Профессионализм – это своего рода компромисс. Специализация находится на полпути между священным зовом («призванием») и работой. Быть мастером в чем-то – это нечто среднее между отстранением от рынка и полным погружением в него. Учреждения защищают тебя от финансовых сил: именно галерея, а не ты, беспокоится о прибыли и убытках; именно университет, а не ты, угождает донаторам. Некоммерческие институты открывают пространство для некоммерческих ценностей – сложных, экспериментальных и чужих, для старых традиций и жанров, для познанного или высокого. Целые формы сохраняют свое присутствие в культуре благодаря институционализации: поэзия, современная симфоническая (она же классическая) музыка, концептуальное и другие виды неприбыльного искусства. Поскольку просто так им не пробиться, они исчезают.
Но институционализация имеет и свои недостатки – не меньше, чем коммерциализация. Критик Дэйв Хики утверждает, что поступивший в художественную школу должен быть готовым стать последователем: послушным, покладистым субъектом психологической агрессии. Работая в университете, ты привыкаешь к академическим нормам, самостоятельно со всеми договариваешься. И пока прибыль развращает, защита от рынка становится таким же соблазном, хоть и менее очевидным. Мир неприбыльной деятельности – это, как правило, царство подхалимажа, инсайдерства, мелкой территориальности, нечестного осуществления незаслуженной власти. Не факт, что талант получит вознаграждение выше, чем получил бы на рынке. Вместо того чтобы увлекать массы, вы пытаетесь угодить правлениям, советам, комитетам. Когда дисциплины ограждаются от народного вкуса, они, как правило, обращаются внутрь, замыкаясь в своих теориях и профессиональном жаргоне. Поэзию, симфоническую музыку и высокое изобразительное искусство объединяет еще одно: все они стали загадочными, самовлюбленными и изолированными от публики. И без докторской степени их не понять.
Одной из целей профессионализации является ограничение доступа к той или иной области и, таким образом, повышение доходности практикующих специалистов путем ограничения их предложения. Нельзя просто назвать себя врачом; нужно поступить в медицинскую школу, сдать экзамен, получить лицензию. Искусство никогда не было так организовано, но сертификационные механизмы третьей, профессиональной, парадигмы – программы магистратуры, издатели и галеристы, стипендии и почести, короче говоря, привратники, – именно эту роль и играли. Голодающих художников хватало всегда, но те, кто добился небольшого успеха, кто вошел в эти ворота, жили лучше, чем прежде. «Средний класс» художников жил жизнью среднего класса, с его статусом.
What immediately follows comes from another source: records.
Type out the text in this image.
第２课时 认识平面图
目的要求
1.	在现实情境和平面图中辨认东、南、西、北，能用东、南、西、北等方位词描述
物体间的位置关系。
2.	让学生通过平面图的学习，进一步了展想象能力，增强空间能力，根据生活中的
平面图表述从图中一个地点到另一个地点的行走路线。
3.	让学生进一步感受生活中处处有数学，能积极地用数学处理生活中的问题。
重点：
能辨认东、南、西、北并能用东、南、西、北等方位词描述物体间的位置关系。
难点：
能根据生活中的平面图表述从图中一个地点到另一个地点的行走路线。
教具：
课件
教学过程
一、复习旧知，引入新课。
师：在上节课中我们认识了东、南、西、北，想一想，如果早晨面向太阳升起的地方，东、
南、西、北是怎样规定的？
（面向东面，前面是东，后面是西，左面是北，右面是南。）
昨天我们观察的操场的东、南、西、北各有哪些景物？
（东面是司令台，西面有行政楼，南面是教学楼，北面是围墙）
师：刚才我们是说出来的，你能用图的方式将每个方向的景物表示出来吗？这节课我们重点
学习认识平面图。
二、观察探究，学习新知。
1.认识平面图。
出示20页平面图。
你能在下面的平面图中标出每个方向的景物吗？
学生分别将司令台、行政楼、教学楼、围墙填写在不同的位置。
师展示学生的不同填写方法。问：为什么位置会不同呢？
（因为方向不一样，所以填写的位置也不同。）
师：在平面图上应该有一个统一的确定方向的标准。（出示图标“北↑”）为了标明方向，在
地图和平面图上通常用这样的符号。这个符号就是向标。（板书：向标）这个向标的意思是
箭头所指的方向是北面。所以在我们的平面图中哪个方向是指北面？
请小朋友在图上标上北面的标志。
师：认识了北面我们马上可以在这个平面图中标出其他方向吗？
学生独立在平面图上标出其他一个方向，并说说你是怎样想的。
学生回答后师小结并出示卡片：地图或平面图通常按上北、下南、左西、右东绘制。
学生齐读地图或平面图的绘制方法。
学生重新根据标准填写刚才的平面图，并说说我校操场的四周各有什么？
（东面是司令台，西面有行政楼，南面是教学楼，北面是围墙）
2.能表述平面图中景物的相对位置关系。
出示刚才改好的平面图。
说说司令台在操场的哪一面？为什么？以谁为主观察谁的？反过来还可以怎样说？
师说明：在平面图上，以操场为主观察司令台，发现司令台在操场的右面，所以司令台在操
Неудивительно, что они также дрейфовали в сторону таких же ценностей. Авангард, отмечает социолог Диана Крейн, стал «муангардом», «центральной гвардией», «с четко определенной нишей в обществе среднего класса». К художникам относились точно так же, как к профессионалам. Историк Говард Сингерман пишет, что, поскольку профессиональная подготовка в американских университетах в области изобразительного искусства зарекомендовала себя весьма неплохо, богема была явно изгнана, высмеяна как «художник с нечесаной бородой» и «полоумный тип из Гринвич-Виллидж».
Искусство одомашнилось: при всех своих претензиях, стало послушным. Революционная риторика в искусстве сохранилась (болтать, в конце концов, не мешки ворочать), но эпоха революции на Западе закончилась. Она началась в 1775 году в Лексингтоне и Конкорде, а закончилась в 1945 году поражением революционных режимов фашистской Германии и Италии. В искусстве эпоха революции совпала с романтизмом, модернизмом и промежуточными десятилетиями. Но теперь основная форма правления устоялась. Авангард – изначально термин из военного дела – умер, потому что больше не было революционных движений, в творчестве или вне его, чтобы идти в передовом отряде (для сегодняшнего профессионального художника «авангард»[105]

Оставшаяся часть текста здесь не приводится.